Li was looking down the road. He was pale.

“Something wrong?”

“No, just thinking about the wind. I grew up on the coast. When the wind blew hard, the fishing boats couldn’t go out. A few did, but they never came back.” He blinked, and his face seemed to clear. “Before the storms would come in off the sea, I would wake up. Even at three in the morning, I would wake up. Maybe it was something about the air pressure; no one could figure it out. But I always knew when a storm was coming.” He looked back down the road. “Always.”

He seemed to have drifted somewhere else in his mind, so I left him alone and went back to digging through the remains of the house. There was nothing. The green vase with the cranes, the chest made for my grandmother, a small box of old photographs-all gone.

“You said something about an ash tree?” Li had moved so quietly that the sound of his voice startled me.

“I did. You know what one looks like?”

“Not if it smacked me in the face.”

“You wouldn’t want that. It’s very hard wood. I nearly lost my arm once because of it. The pain wouldn’t go away for months. Still hurts sometimes.

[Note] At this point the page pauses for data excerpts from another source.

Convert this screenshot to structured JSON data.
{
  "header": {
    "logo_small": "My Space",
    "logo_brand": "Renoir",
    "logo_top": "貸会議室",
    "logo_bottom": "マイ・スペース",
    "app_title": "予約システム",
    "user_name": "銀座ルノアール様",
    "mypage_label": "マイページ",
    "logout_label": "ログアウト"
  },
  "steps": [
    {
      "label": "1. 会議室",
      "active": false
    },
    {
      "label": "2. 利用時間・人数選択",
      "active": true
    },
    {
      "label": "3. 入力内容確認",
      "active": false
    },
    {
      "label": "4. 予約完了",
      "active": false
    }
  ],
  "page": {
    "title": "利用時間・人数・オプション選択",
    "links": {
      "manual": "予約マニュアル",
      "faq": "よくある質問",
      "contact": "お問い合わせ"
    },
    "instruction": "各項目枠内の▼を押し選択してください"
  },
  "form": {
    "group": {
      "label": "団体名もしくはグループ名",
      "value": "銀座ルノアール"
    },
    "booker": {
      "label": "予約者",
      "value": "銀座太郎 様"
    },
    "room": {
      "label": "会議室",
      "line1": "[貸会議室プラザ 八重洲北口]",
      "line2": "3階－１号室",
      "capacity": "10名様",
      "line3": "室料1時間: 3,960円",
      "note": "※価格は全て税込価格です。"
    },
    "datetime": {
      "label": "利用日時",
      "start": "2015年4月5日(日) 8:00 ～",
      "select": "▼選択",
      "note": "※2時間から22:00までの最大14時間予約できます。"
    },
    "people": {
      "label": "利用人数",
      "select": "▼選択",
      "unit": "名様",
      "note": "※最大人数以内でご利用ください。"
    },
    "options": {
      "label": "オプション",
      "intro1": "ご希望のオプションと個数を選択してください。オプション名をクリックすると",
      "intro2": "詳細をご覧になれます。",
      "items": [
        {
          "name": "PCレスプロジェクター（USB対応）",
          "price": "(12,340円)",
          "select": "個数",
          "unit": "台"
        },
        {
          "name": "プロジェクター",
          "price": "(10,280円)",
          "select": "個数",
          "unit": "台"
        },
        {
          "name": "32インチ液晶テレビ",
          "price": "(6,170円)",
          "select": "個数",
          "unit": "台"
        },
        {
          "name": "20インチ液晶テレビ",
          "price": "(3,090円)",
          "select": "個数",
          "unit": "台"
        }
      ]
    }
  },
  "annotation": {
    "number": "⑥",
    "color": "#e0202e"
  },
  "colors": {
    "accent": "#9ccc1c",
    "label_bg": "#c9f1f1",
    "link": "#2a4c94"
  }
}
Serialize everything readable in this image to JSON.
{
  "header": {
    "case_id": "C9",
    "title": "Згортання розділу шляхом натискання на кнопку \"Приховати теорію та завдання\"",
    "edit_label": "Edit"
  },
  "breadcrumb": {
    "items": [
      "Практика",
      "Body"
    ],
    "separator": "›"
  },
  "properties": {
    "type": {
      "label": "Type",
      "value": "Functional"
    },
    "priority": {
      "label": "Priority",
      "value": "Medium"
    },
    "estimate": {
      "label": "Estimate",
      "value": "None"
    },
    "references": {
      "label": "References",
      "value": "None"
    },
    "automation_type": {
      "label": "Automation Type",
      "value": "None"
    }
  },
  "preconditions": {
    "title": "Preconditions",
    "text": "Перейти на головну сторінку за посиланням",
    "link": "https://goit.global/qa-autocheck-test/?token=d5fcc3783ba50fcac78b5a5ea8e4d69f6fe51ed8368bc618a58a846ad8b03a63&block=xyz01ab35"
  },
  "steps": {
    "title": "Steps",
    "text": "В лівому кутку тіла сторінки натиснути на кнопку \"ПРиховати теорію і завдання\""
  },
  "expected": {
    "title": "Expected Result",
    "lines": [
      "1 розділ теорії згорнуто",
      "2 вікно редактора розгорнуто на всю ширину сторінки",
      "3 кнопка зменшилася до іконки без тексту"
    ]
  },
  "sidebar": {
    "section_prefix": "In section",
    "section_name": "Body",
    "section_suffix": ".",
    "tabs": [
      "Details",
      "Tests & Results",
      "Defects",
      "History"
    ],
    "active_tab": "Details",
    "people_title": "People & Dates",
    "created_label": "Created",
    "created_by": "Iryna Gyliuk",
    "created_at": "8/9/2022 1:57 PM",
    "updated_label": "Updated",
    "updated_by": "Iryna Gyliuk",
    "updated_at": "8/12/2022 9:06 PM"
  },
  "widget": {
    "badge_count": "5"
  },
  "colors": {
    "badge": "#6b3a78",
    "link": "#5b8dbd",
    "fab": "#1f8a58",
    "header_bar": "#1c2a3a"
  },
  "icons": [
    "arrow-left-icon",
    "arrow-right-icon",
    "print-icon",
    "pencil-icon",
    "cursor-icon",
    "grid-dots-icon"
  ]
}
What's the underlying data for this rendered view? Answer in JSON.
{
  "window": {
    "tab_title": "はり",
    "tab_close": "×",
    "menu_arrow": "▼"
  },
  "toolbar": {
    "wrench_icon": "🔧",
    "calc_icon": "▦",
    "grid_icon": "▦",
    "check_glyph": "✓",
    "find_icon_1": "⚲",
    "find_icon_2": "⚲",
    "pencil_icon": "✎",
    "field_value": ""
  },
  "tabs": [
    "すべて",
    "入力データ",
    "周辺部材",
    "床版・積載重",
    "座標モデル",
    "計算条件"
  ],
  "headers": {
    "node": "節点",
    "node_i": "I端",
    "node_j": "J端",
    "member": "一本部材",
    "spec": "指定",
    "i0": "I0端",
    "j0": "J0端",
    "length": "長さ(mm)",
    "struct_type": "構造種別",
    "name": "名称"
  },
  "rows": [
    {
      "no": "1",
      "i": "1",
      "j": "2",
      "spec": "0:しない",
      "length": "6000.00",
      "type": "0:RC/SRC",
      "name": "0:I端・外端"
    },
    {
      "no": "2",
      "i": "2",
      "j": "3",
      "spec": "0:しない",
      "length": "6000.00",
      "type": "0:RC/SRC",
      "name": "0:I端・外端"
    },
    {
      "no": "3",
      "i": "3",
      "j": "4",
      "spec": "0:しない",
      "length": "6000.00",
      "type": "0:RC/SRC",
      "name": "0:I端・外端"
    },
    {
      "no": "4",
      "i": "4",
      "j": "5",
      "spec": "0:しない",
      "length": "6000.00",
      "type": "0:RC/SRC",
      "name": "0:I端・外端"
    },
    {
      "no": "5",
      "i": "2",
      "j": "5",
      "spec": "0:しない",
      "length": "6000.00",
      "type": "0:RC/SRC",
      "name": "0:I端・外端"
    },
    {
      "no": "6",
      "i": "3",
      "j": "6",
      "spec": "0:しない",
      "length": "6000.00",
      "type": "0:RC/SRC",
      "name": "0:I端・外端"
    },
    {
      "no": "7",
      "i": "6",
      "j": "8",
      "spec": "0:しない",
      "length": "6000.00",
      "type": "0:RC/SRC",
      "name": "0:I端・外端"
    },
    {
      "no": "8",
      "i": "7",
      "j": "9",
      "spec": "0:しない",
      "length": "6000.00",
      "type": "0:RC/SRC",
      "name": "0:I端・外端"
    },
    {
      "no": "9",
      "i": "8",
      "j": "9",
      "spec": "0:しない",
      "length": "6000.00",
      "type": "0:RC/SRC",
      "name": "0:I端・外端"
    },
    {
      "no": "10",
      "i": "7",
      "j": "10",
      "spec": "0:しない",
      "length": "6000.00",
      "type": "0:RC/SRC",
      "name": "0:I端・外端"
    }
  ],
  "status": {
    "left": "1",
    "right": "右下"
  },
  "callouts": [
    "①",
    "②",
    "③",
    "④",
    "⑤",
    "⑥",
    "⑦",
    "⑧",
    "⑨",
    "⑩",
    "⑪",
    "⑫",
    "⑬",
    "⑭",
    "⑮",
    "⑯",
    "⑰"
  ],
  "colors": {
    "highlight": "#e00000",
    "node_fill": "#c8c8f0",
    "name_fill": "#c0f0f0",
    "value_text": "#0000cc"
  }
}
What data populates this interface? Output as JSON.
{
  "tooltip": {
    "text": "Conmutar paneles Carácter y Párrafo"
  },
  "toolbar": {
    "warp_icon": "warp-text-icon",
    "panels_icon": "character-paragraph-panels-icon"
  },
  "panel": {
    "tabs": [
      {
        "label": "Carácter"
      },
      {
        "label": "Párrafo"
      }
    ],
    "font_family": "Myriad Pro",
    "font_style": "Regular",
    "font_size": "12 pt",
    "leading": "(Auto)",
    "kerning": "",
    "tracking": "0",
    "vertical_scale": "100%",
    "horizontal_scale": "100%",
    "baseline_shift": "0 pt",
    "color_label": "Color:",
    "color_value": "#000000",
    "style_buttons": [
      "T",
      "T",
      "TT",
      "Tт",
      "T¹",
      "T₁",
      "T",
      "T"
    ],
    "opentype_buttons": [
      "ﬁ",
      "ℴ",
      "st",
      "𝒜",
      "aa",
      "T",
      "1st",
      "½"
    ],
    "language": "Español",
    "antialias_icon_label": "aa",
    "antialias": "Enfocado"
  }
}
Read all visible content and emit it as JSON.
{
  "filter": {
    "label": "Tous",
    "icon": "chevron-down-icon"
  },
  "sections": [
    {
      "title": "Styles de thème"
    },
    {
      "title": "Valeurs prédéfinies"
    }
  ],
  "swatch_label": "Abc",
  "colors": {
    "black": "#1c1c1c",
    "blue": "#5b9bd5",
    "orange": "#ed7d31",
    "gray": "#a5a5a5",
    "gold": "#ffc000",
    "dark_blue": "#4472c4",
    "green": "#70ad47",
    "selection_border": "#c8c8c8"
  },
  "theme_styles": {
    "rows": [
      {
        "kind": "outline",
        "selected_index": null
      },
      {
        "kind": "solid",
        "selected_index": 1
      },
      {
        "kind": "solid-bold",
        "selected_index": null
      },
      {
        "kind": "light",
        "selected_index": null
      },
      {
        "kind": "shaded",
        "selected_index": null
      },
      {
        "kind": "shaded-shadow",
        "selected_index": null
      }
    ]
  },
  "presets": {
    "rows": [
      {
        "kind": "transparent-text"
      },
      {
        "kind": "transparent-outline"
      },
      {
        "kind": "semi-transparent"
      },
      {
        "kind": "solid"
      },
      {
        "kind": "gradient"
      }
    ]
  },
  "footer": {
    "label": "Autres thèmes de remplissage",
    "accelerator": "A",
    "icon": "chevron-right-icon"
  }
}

That’s ash.”

“So your grandfather had a piece of ash, and he was talking to you. That’s where you left off.”

“No, he wasn’t talking to me so much as to the years that lay around us. That’s what he said, sometimes-that the years don’t pass; they don’t disappear. They were still here, he’d say, invisible, infinitely thin piles of them, heaped in the corners of rooms. It was one of those things that he’d say that wasn’t clear to me at the time. In winter, he’d often brood and tell me that the past was never gone; it was inside of us and all around. I wasn’t to believe what people said, that on January first everything was new.”

“You know, if I could come up with a single year that I wanted to keep, it would be nice. But there isn’t one, not even one.” Li pointed at what had been the front entrance to the house. “Every December thirty-first, I open the door at midnight, to let the old year out. Who taught me to do that, do you suppose? I can’t remember.” He looked into the smoking ruins. “Go ahead; keep looking for whatever there is to salvage. I’ll watch the road. If I see a car, I’ll whistle. We’ll need to get out of here fast. Someone will take care of Zhao eventually; don’t worry.”

“I don’t want ‘someone’ to take care of the son of a bitch. I’m going to do it myself.”

“As soon as we get off this mountain, I’ve got to find a phone to call Kim. He won’t be happy to hear about you and Zhao spitting at each other. He’s afraid of Zhao. Everyone seems to be.”

The words were barely out of his mouth when two big guys appeared from nowhere. They each took one of Li’s arms and dragged him to the edge of the cliff. Then they threw him over. One of them watched for a few seconds before they both turned to me. They didn’t say anything. What remained of the house made a sound, a painful sigh as the wood died for the last time. The sun dropped over the next hill, and in the darkness the wind picked up. I turned away and walked back to Li’s car, expecting the whole time that they’d stop me, permanently. Li had left the keys in the ignition. That was how we used to do it, I thought, as I started the car and turned around to drive down the hill. We always left ourselves a way out. Only I was starting to think there wasn’t one left.